Praktische Beispiele
- Signa-Holding: Die spektakuläre Pleite der Signa-Holding von René Benko hat vor allem die Immobilienbranche erschüttert. Das seit 2000 aufgebaute Firmenimperium des früheren österreichischen Vorzeigeunternehmers war beachtlich. In der langen, von der EZB ermöglichten Phase der Niedrigzinsen konnten Immobilienprojekte für „preiswertes Geld“ aggressiv entwickelt werden. Hinzu kam, dass Signa die Immobilienwerte und damit die dafür verauslagten Kredite mit krimineller Energie zu hoch angesetzt hat Mit dem Zinsanstieg seit 2022 geriet das hochriskante Spiel außer Kontrolle. Die Blase platzte. Das Kartenhaus fiel in sich zusammen.
- Recaro: Anders gelagert ist die jüngste Pleite der Recaro Automotive GmbH. Sie ist ein Beispiel für das oben beschriebene Premature-Aging-Syndrom.

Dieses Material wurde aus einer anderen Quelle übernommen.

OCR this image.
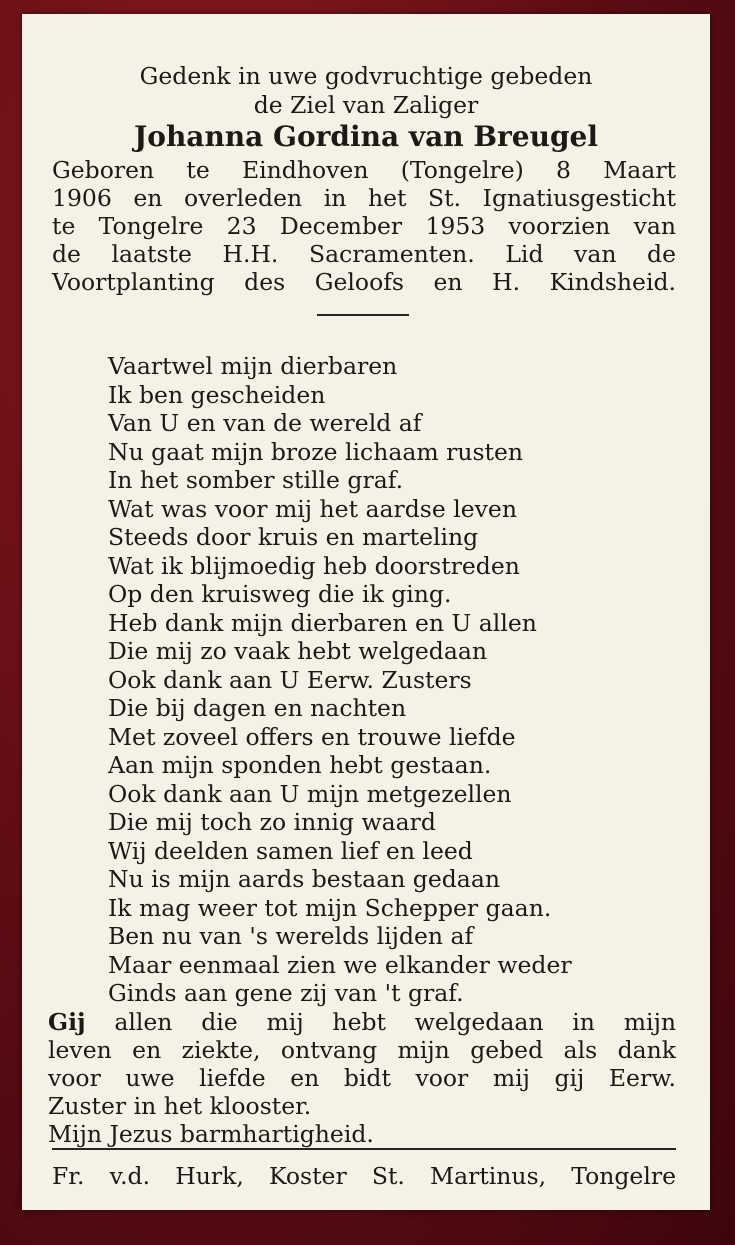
Gedenk in uwe godvruchtige gebeden
de Ziel van Zaliger
Johanna Gordina van Breugel
Geboren te Eindhoven (Tongelre) 8 Maart
1906 en overleden in het St. Ignatiusgesticht
te Tongelre 23 December 1953 voorzien van
de laatste H.H. Sacramenten. Lid van de
Voortplanting des Geloofs en H. Kindsheid.
Vaartwel mijn dierbaren
Ik ben gescheiden
Van U en van de wereld af
Nu gaat mijn broze lichaam rusten
In het somber stille graf.
Wat was voor mij het aardse leven
Steeds door kruis en marteling
Wat ik blijmoedig heb doorstreden
Op den kruisweg die ik ging.
Heb dank mijn dierbaren en U allen
Die mij zo vaak hebt welgedaan
Ook dank aan U Eerw. Zusters
Die bij dagen en nachten
Met zoveel offers en trouwe liefde
Aan mijn sponden hebt gestaan.
Ook dank aan U mijn metgezellen
Die mij toch zo innig waard
Wij deelden samen lief en leed
Nu is mijn aards bestaan gedaan
Ik mag weer tot mijn Schepper gaan.
Ben nu van 's werelds lijden af
Maar eenmaal zien we elkander weder
Ginds aan gene zij van 't graf.
Gij allen die mij hebt welgedaan in mijn
leven en ziekte, ontvang mijn gebed als dank
voor uwe liefde en bidt voor mij gij Eerw.
Zuster in het klooster.
Mijn Jezus barmhartigheid.
Fr. v.d. Hurk, Koster St. Martinus, Tongelre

Der Hersteller von sportlichen Autositzen – auch bekannt durch die Trainersitze in den Fußballstadien – ist Opfer der politisch verursachten Automobilkrise. Wegfallende Groß- und Serviceaufträge der Autohersteller, Preissteigerungen und damit verbundene Wettbewerbsnachteile gegenüber chinesischen Konkurrenten sowie ein zu spätes Agieren sind für die Krise verantwortlich. Der Umsatz der Recaro Automotive GmbH, die zur Gruppe des US-Finanzinvestors Raven gehört, ist 2023 folglich von einstmals 45 auf unter 40 Mio. Euro gesunken. Der Verlust nach Steuern betrug 2022 bedrohliche 8,2 Mio. Euro.